Anonymous results

For remote Polars queries without a specific output sink, Polars on-premises can automatically add an output sink. We call this sink an anonymous results sink. Infrastructure-wise, these sinks can be backed by S3-compatible storage or another shared filesystem accessible from all worker nodes and the Python client. The data written to this location is not automatically deleted, so you need to configure a retention policy for this data yourself.

Shared filesystem

If your infrastructure has some shared storage file system, such as NFS (or CephFs, etc.), you can use that here. An example configuration is shown below:

[scheduler]
enabled = true
allow_local_sinks = true # required for local anonymous results
anonymous_results.local.path = "/mnt/storage/polars/anonymous-results"

Note that you must enable allow_local_sinks to allow query results to be written to a local path.

Make sure that this exact path is reachable from all worker nodes and the Python client. If the Python client does not have access to this path, it won't be able to download the anonymous results, but it will still be able to receive query status updates.

S3 compatible storage

To store anonymous results in S3 compatible storage, you can configure it as shown below. The credentials specified are automatically used in the worker. Once the anonymous results are written, the scheduler also creates a presigned URL for the Python client to download the result from the S3 location.

[scheduler]
enabled = true
anonymous_results.s3.url = "s3://bucket/path/to/key"
anonymous_results.s3.aws_secret_access_key = "YOURSECRETKEY"
anonymous_results.s3.aws_access_key_id = "YOURACCESSKEY"

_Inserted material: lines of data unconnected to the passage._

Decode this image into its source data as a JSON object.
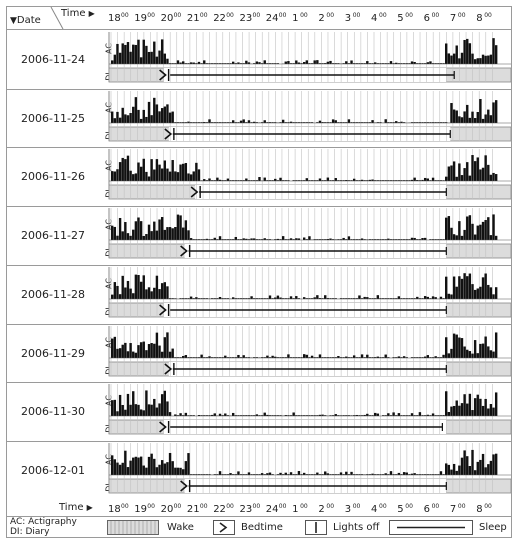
{
  "header": {
    "date_label": "Date",
    "time_label": "Time",
    "time_ticks": [
      "18",
      "19",
      "20",
      "21",
      "22",
      "23",
      "24",
      "1",
      "2",
      "3",
      "4",
      "5",
      "6",
      "7",
      "8"
    ]
  },
  "row_labels": {
    "ac": "AC",
    "di": "DI"
  },
  "rows": [
    {
      "date": "2006-11-24",
      "bedtime": 20.0,
      "lights_off": 20.0,
      "sleep_start": 20.25,
      "sleep_end": 31.05,
      "wake_start": 30.75
    },
    {
      "date": "2006-11-25",
      "bedtime": 20.2,
      "lights_off": 20.2,
      "sleep_start": 20.35,
      "sleep_end": 30.9,
      "wake_start": 30.9
    },
    {
      "date": "2006-11-26",
      "bedtime": 21.2,
      "lights_off": 21.2,
      "sleep_start": 21.35,
      "sleep_end": 30.75,
      "wake_start": 30.75
    },
    {
      "date": "2006-11-27",
      "bedtime": 20.8,
      "lights_off": 20.8,
      "sleep_start": 20.95,
      "sleep_end": 30.75,
      "wake_start": 30.75
    },
    {
      "date": "2006-11-28",
      "bedtime": 20.0,
      "lights_off": 20.0,
      "sleep_start": 20.25,
      "sleep_end": 30.75,
      "wake_start": 30.75
    },
    {
      "date": "2006-11-29",
      "bedtime": 20.2,
      "lights_off": 20.2,
      "sleep_start": 20.35,
      "sleep_end": 30.75,
      "wake_start": 30.75
    },
    {
      "date": "2006-11-30",
      "bedtime": 20.0,
      "lights_off": 20.0,
      "sleep_start": 20.25,
      "sleep_end": 30.6,
      "wake_start": 30.75
    },
    {
      "date": "2006-12-01",
      "bedtime": 20.8,
      "lights_off": 20.8,
      "sleep_start": 20.95,
      "sleep_end": 30.75,
      "wake_start": 30.75
    }
  ],
  "legend": {
    "ac_text": "AC: Actigraphy",
    "di_text": "DI: Diary",
    "wake": "Wake",
    "bedtime": "Bedtime",
    "lights_off": "Lights off",
    "sleep": "Sleep"
  }
}
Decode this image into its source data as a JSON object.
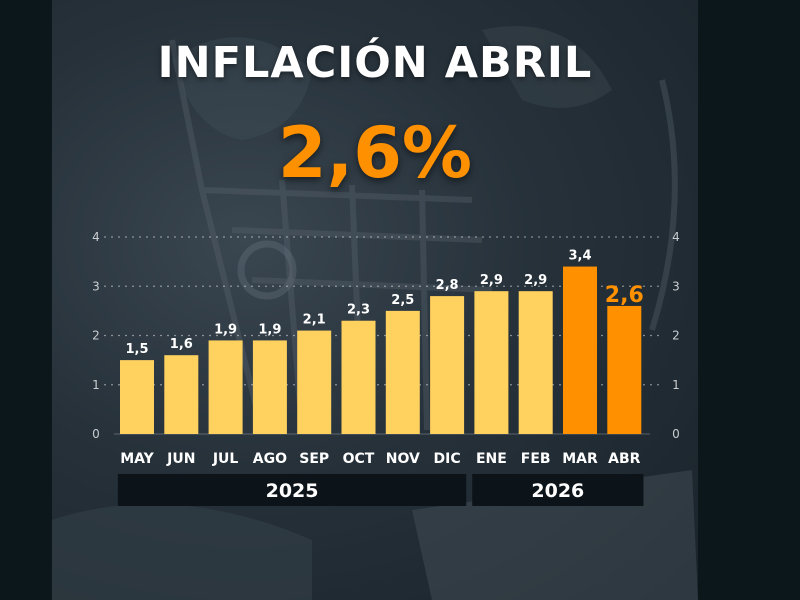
{
  "title": "INFLACIÓN ABRIL",
  "headline_value": "2,6%",
  "colors": {
    "bar": "#ffd25f",
    "bar_highlight": "#ff9100",
    "text": "#ffffff",
    "axis_tick": "#c9cdd0",
    "year_band": "#0c1419"
  },
  "chart_data": {
    "type": "bar",
    "categories": [
      "MAY",
      "JUN",
      "JUL",
      "AGO",
      "SEP",
      "OCT",
      "NOV",
      "DIC",
      "ENE",
      "FEB",
      "MAR",
      "ABR"
    ],
    "values": [
      1.5,
      1.6,
      1.9,
      1.9,
      2.1,
      2.3,
      2.5,
      2.8,
      2.9,
      2.9,
      3.4,
      2.6
    ],
    "value_labels": [
      "1,5",
      "1,6",
      "1,9",
      "1,9",
      "2,1",
      "2,3",
      "2,5",
      "2,8",
      "2,9",
      "2,9",
      "3,4",
      "2,6"
    ],
    "highlighted": [
      false,
      false,
      false,
      false,
      false,
      false,
      false,
      false,
      false,
      false,
      true,
      true
    ],
    "ylim": [
      0,
      4
    ],
    "yticks": [
      0,
      1,
      2,
      3,
      4
    ],
    "grid": true,
    "year_groups": [
      {
        "label": "2025",
        "start": 0,
        "end": 7
      },
      {
        "label": "2026",
        "start": 8,
        "end": 11
      }
    ]
  }
}
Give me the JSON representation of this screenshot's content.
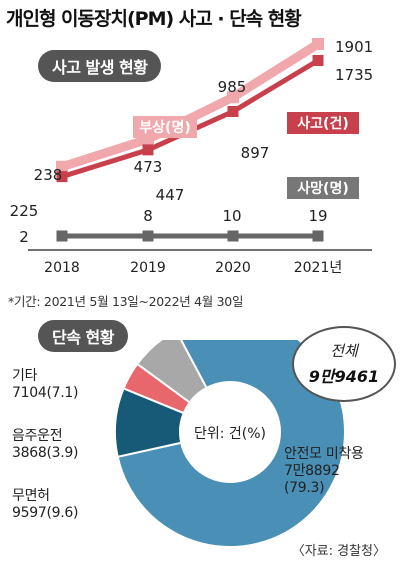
{
  "title": "개인형 이동장치(PM) 사고 · 단속 현황",
  "note": "*기간: 2021년 5월 13일~2022년 4월 30일",
  "source": "〈자료: 경찰청〉",
  "chart_data": [
    {
      "type": "line",
      "title": "사고 발생 현황",
      "categories": [
        "2018",
        "2019",
        "2020",
        "2021년"
      ],
      "series": [
        {
          "name": "부상(명)",
          "values": [
            238,
            473,
            985,
            1901
          ],
          "color": "#f0a8ad"
        },
        {
          "name": "사고(건)",
          "values": [
            225,
            447,
            897,
            1735
          ],
          "color": "#c8404c"
        },
        {
          "name": "사망(명)",
          "values": [
            2,
            8,
            10,
            19
          ],
          "color": "#666666"
        }
      ]
    },
    {
      "type": "pie",
      "title": "단속 현황",
      "unit_label": "단위: 건(%)",
      "total_label": "전체",
      "total_value": "9만9461",
      "slices": [
        {
          "name": "안전모 미착용",
          "value": 78892,
          "value_text": "7만8892",
          "pct": "(79.3)",
          "color": "#4a8fb5"
        },
        {
          "name": "무면허",
          "value": 9597,
          "value_text": "9597",
          "pct": "(9.6)",
          "color": "#165a78"
        },
        {
          "name": "음주운전",
          "value": 3868,
          "value_text": "3868",
          "pct": "(3.9)",
          "color": "#e8676c"
        },
        {
          "name": "기타",
          "value": 7104,
          "value_text": "7104",
          "pct": "(7.1)",
          "color": "#a8a8a8"
        }
      ]
    }
  ]
}
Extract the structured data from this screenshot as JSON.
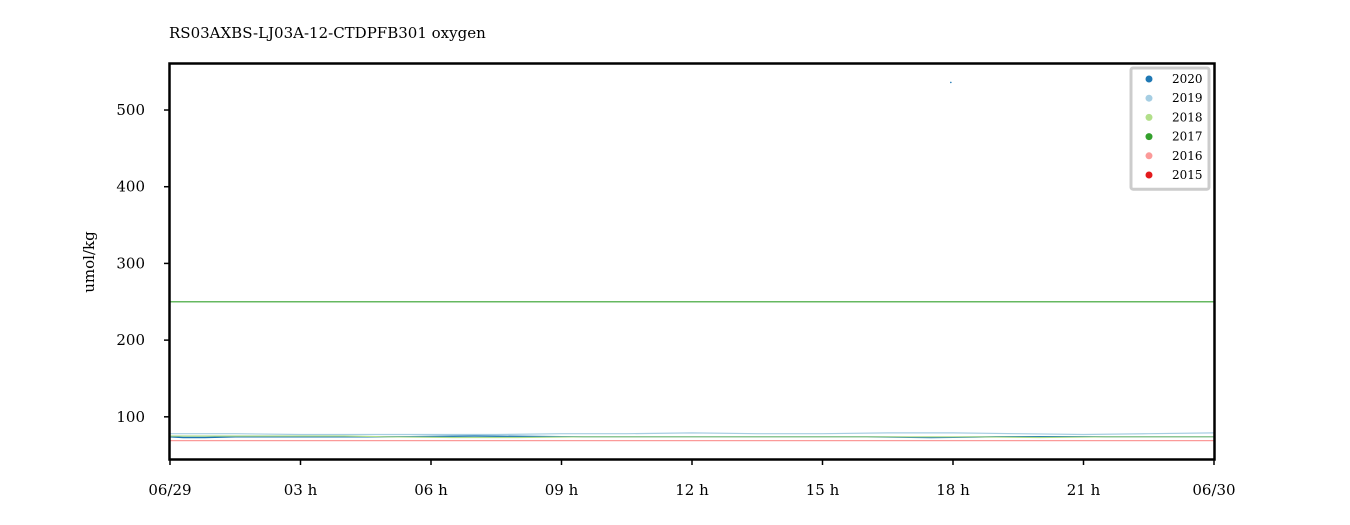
{
  "chart_data": {
    "type": "line",
    "title": "RS03AXBS-LJ03A-12-CTDPFB301 oxygen",
    "xlabel": "",
    "ylabel": "umol/kg",
    "x_range_hours": [
      0,
      24
    ],
    "ylim": [
      45,
      560
    ],
    "x_ticks": [
      {
        "hour": 0,
        "label": "06/29"
      },
      {
        "hour": 3,
        "label": "03 h"
      },
      {
        "hour": 6,
        "label": "06 h"
      },
      {
        "hour": 9,
        "label": "09 h"
      },
      {
        "hour": 12,
        "label": "12 h"
      },
      {
        "hour": 15,
        "label": "15 h"
      },
      {
        "hour": 18,
        "label": "18 h"
      },
      {
        "hour": 21,
        "label": "21 h"
      },
      {
        "hour": 24,
        "label": "06/30"
      }
    ],
    "y_ticks": [
      100,
      200,
      300,
      400,
      500
    ],
    "grid": false,
    "legend_position": "top-right",
    "series": [
      {
        "name": "2020",
        "color": "#1f78b4",
        "x": [
          0,
          0.3,
          0.8,
          1.5,
          3.5,
          5.5,
          7.0,
          9.0,
          11.0,
          12.5,
          14.0,
          16.0,
          17.5,
          19.0,
          21.0,
          22.5,
          24.0
        ],
        "y": [
          74,
          73,
          73,
          74,
          74,
          74,
          75,
          74,
          74,
          74,
          74,
          74,
          73,
          74,
          74,
          74,
          74
        ]
      },
      {
        "name": "2019",
        "color": "#a6cee3",
        "x": [
          0,
          1.5,
          3.0,
          4.5,
          6.0,
          7.5,
          9.0,
          10.5,
          12.0,
          13.5,
          15.0,
          16.5,
          18.0,
          19.5,
          21.0,
          22.5,
          24.0
        ],
        "y": [
          78,
          78,
          77,
          77,
          77,
          77,
          78,
          78,
          79,
          78,
          78,
          79,
          79,
          78,
          77,
          78,
          79
        ]
      },
      {
        "name": "2018",
        "color": "#b2df8a",
        "x": [
          0,
          2.0,
          4.0,
          5.0,
          6.5,
          8.0,
          9.5,
          11.0,
          12.5,
          14.0,
          15.5,
          17.0,
          18.5,
          20.0,
          21.5,
          23.0,
          24.0
        ],
        "y": [
          75,
          75,
          75,
          74,
          73,
          73,
          74,
          74,
          74,
          74,
          74,
          74,
          74,
          73,
          74,
          74,
          74
        ]
      },
      {
        "name": "2017",
        "color": "#33a02c",
        "x": [
          0,
          24
        ],
        "y": [
          250,
          250
        ]
      },
      {
        "name": "2016",
        "color": "#fb9a99",
        "x": [
          0,
          24
        ],
        "y": [
          69,
          69
        ]
      },
      {
        "name": "2015",
        "color": "#e31a1c",
        "x": [],
        "y": []
      }
    ],
    "outliers": [
      {
        "series": "2020",
        "x": 17.95,
        "y": 536
      }
    ]
  }
}
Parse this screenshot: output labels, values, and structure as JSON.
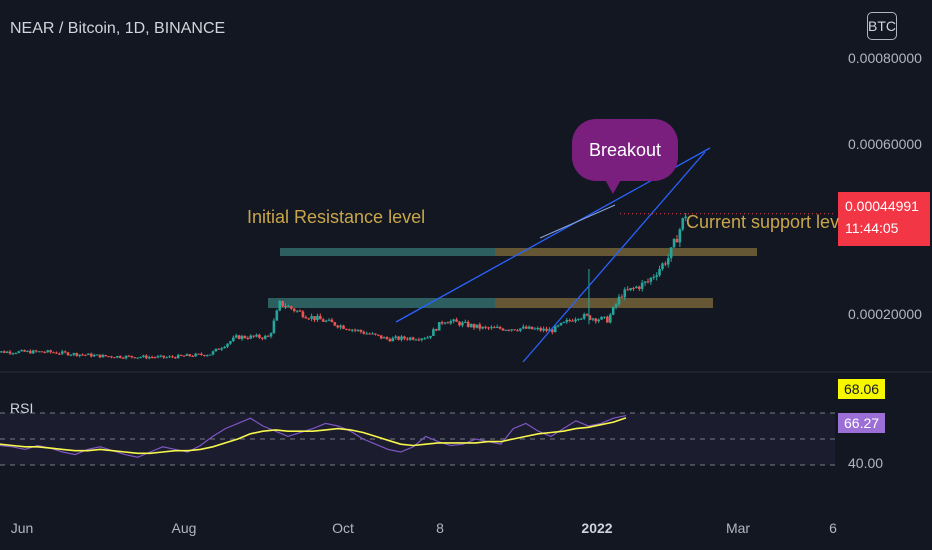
{
  "header": {
    "title": "NEAR / Bitcoin, 1D, BINANCE",
    "currency_button": "BTC"
  },
  "price_axis": {
    "ticks": [
      "0.00080000",
      "0.00060000",
      "0.00020000"
    ]
  },
  "current_price": {
    "value": "0.00044991",
    "countdown": "11:44:05"
  },
  "annotations": {
    "breakout": "Breakout",
    "initial_resistance": "Initial Resistance level",
    "current_support": "Current support lev"
  },
  "rsi": {
    "label": "RSI",
    "rsi_value": "68.06",
    "ma_value": "66.27",
    "tick": "40.00"
  },
  "time_axis": {
    "ticks": [
      "Jun",
      "Aug",
      "Oct",
      "8",
      "2022",
      "Mar",
      "6"
    ]
  },
  "colors": {
    "background": "#131722",
    "up": "#26a69a",
    "down": "#ef5350",
    "trendline": "#2962ff",
    "rsi_line": "#7e57c2",
    "rsi_ma": "#f7f74c",
    "price_badge": "#f23645"
  },
  "chart_data": [
    {
      "type": "candlestick",
      "title": "NEAR / Bitcoin, 1D, BINANCE",
      "x_ticks": [
        "Jun",
        "Aug",
        "Oct",
        "8",
        "2022",
        "Mar",
        "6"
      ],
      "y_ticks": [
        0.0002,
        0.0006,
        0.0008
      ],
      "close_path": [
        {
          "date": "2021-05-20",
          "close": 0.000125
        },
        {
          "date": "2021-06-10",
          "close": 0.000125
        },
        {
          "date": "2021-07-01",
          "close": 0.000115
        },
        {
          "date": "2021-07-25",
          "close": 0.000112
        },
        {
          "date": "2021-08-10",
          "close": 0.00012
        },
        {
          "date": "2021-08-20",
          "close": 0.00016
        },
        {
          "date": "2021-09-01",
          "close": 0.00016
        },
        {
          "date": "2021-09-05",
          "close": 0.00024
        },
        {
          "date": "2021-09-15",
          "close": 0.00021
        },
        {
          "date": "2021-10-01",
          "close": 0.00018
        },
        {
          "date": "2021-10-15",
          "close": 0.000155
        },
        {
          "date": "2021-10-30",
          "close": 0.00016
        },
        {
          "date": "2021-11-05",
          "close": 0.0002
        },
        {
          "date": "2021-11-20",
          "close": 0.00018
        },
        {
          "date": "2021-12-05",
          "close": 0.00018
        },
        {
          "date": "2021-12-15",
          "close": 0.000175
        },
        {
          "date": "2021-12-25",
          "close": 0.00021
        },
        {
          "date": "2022-01-05",
          "close": 0.0002
        },
        {
          "date": "2022-01-10",
          "close": 0.00026
        },
        {
          "date": "2022-01-20",
          "close": 0.00029
        },
        {
          "date": "2022-01-28",
          "close": 0.00035
        },
        {
          "date": "2022-02-03",
          "close": 0.00045
        }
      ],
      "last_price": 0.00044991,
      "zones": [
        {
          "name": "Initial Resistance level",
          "price": 0.00036
        },
        {
          "name": "Current support level",
          "price": 0.00024
        }
      ]
    },
    {
      "type": "line",
      "title": "RSI",
      "series": [
        {
          "values": [
            45,
            44,
            42,
            45,
            43,
            40,
            38,
            42,
            44,
            41,
            38,
            36,
            40,
            44,
            42,
            40,
            45,
            52,
            58,
            62,
            66,
            60,
            56,
            52,
            55,
            58,
            62,
            60,
            56,
            50,
            46,
            42,
            40,
            44,
            52,
            48,
            45,
            46,
            50,
            48,
            46,
            58,
            62,
            56,
            52,
            58,
            64,
            60,
            62,
            66,
            68
          ]
        },
        {
          "values": [
            46,
            45,
            44,
            44,
            43,
            42,
            41,
            41,
            42,
            41,
            40,
            39,
            39,
            40,
            41,
            41,
            42,
            44,
            47,
            50,
            54,
            56,
            57,
            56,
            56,
            56,
            57,
            58,
            57,
            55,
            52,
            49,
            46,
            45,
            46,
            47,
            47,
            47,
            47,
            48,
            48,
            50,
            52,
            54,
            55,
            56,
            58,
            59,
            61,
            63,
            66.27
          ]
        }
      ],
      "ylim": [
        30,
        80
      ],
      "levels": [
        70,
        50,
        30
      ]
    }
  ]
}
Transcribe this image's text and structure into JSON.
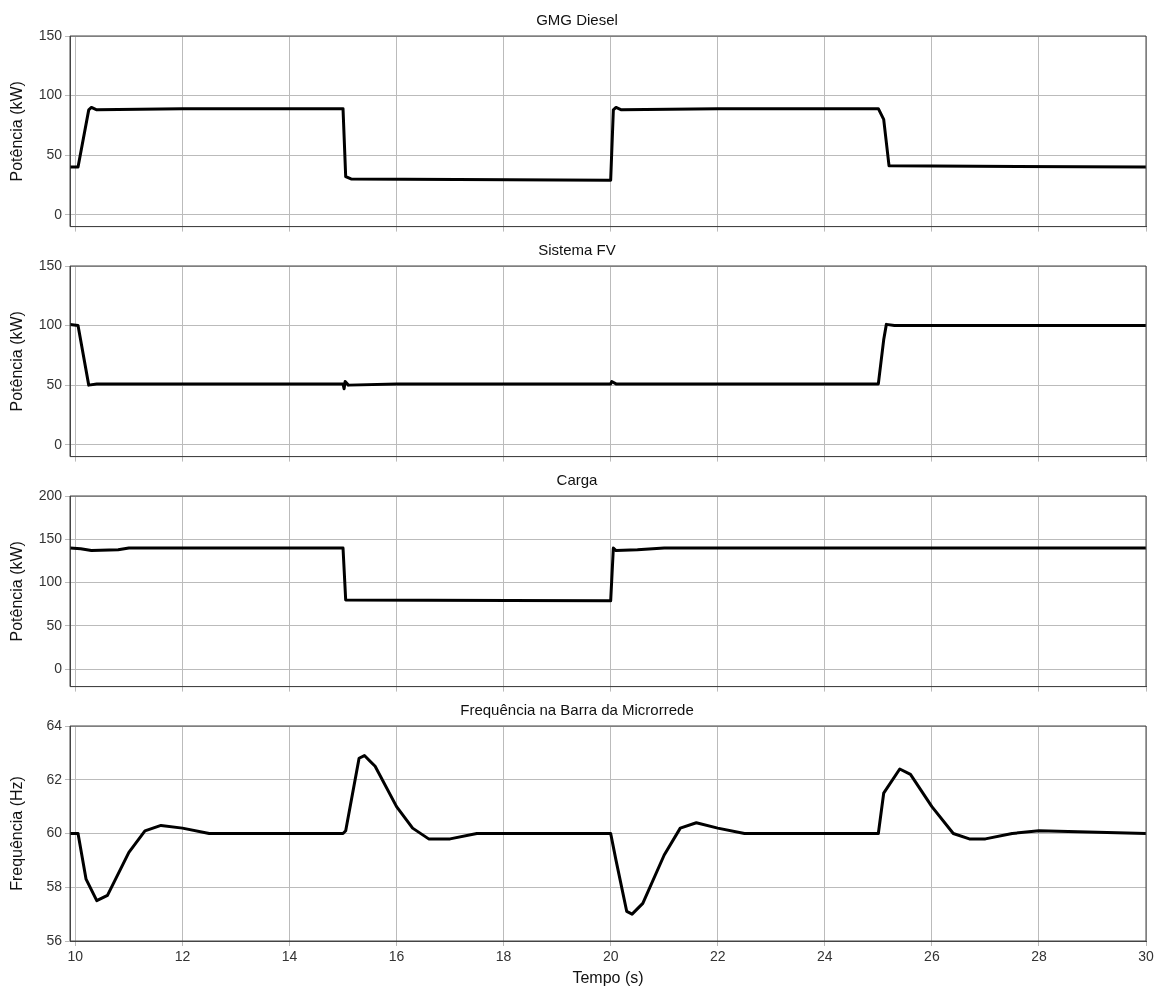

If you self-host an S3 compatible storage solution, you can override the aws_endpoint_url configuration option.

[scheduler]
anonymous_results.s3.url = "s3://bucket/path/to/key"
anonymous_results.s3.aws_endpoint_url = "http://your-s3-compatible-storage-host:8080"

Make sure that this endpoint is reachable from all worker nodes and the Python client. If the Python client does not have access to this endpoint, it won't be able to download the anonymous results, but it will still be able to receive query status updates.

The allowed keys under anonymous_results.s3 are the same as in scan_parquet()(e.g. aws_access_key_id, aws_secret_access_key, aws_session_token, aws_region). We currently only support the AWS keys of the storage_options dictionary, but note that you can use any other cloud provider that supports the S3 API, such as MinIO or DigitalOcean Spaces.